Point One, a member of the so-called anger, or, gut/body-based triad, lives out a version of the self-forgetting characteristics of the Nine.
For the One, self-forgetting is substituting the “good girl” or “good boy” for being who she or he truly is. One’s abandon themselves by identifying with the “good girl” or “good boy” role.
The passion of One is “anger” and the corresponding fixation is “resentment”.
The predominant habit of attention is noticing what is in error or needs to be corrected.
One’s easily see the potential in most everything and set about encouraging others to live up to that potential. (“Gee, that’s a nice painting. Have you ever thought about taking art lessons?”) Whereas One’s see themselves as being helpful in this respect, others see the One as being critical and judgmental.
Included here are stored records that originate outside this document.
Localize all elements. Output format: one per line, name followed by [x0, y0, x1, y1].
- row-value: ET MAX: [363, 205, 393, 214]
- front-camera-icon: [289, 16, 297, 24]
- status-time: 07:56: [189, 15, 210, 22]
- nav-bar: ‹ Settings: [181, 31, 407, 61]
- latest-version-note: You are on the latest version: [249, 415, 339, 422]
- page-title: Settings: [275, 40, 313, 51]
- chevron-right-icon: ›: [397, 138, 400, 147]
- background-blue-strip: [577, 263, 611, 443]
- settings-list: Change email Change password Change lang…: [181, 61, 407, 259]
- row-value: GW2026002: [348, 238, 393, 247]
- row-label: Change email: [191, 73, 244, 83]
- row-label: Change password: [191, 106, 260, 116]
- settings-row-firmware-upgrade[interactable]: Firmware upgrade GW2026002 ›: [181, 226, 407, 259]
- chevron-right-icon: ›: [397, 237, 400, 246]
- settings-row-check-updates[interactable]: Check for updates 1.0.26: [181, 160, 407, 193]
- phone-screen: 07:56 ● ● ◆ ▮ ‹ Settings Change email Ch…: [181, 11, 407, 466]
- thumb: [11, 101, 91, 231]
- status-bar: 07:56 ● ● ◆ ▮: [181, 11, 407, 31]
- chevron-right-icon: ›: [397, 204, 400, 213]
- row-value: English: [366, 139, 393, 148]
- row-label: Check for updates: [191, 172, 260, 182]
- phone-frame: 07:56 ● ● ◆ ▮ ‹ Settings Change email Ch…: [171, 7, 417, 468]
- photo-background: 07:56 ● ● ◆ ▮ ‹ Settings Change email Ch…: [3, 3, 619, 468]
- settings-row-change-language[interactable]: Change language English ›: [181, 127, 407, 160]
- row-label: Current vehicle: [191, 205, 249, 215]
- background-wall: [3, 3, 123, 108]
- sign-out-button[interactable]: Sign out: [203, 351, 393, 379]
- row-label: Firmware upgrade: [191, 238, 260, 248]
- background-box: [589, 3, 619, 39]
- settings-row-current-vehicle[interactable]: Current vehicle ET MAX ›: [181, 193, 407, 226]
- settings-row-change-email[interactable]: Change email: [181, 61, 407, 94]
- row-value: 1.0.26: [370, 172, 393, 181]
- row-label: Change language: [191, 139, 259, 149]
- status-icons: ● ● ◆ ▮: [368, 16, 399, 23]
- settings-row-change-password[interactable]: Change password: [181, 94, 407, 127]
Perfection has to do more with obeying the letter of the law than being perfect in every respect. Thus, it’s not unusual to find a One on your organization’s bylaws committee.
The hallmark of the One is the “inner critic”. Most everyone, regardless of type, has an inner critic. But with the One, the inner critic is a constant companion sometimes referred to as the judge, the warden, the policeman or the committee. This inner critic is evaluating, and reporting on, most everything the One does, says or thinks about.
Here, briefly, are some of the major issues:
A contained (controlled) or righteous anger. One’s sometimes do not know they are angry, though others may easily pick up on it.
Critical, judgmental, opinionated, constant monitoring and internal commentary on right and wrong.
Controlling. Hard to see other’s point of view.
Need to be right:
(I like to say it is a gift )
Difficult to allow one’s self to experience pleasure, “There can be pleasure in working.” Repression of impulses and desires.
Need to know:
It’s difficult to be in a situation where you don’t know. “It’s not okay not to know”
Other characteristics include being responsible, maintaining high level of integrity, working hard and avoiding mistakes.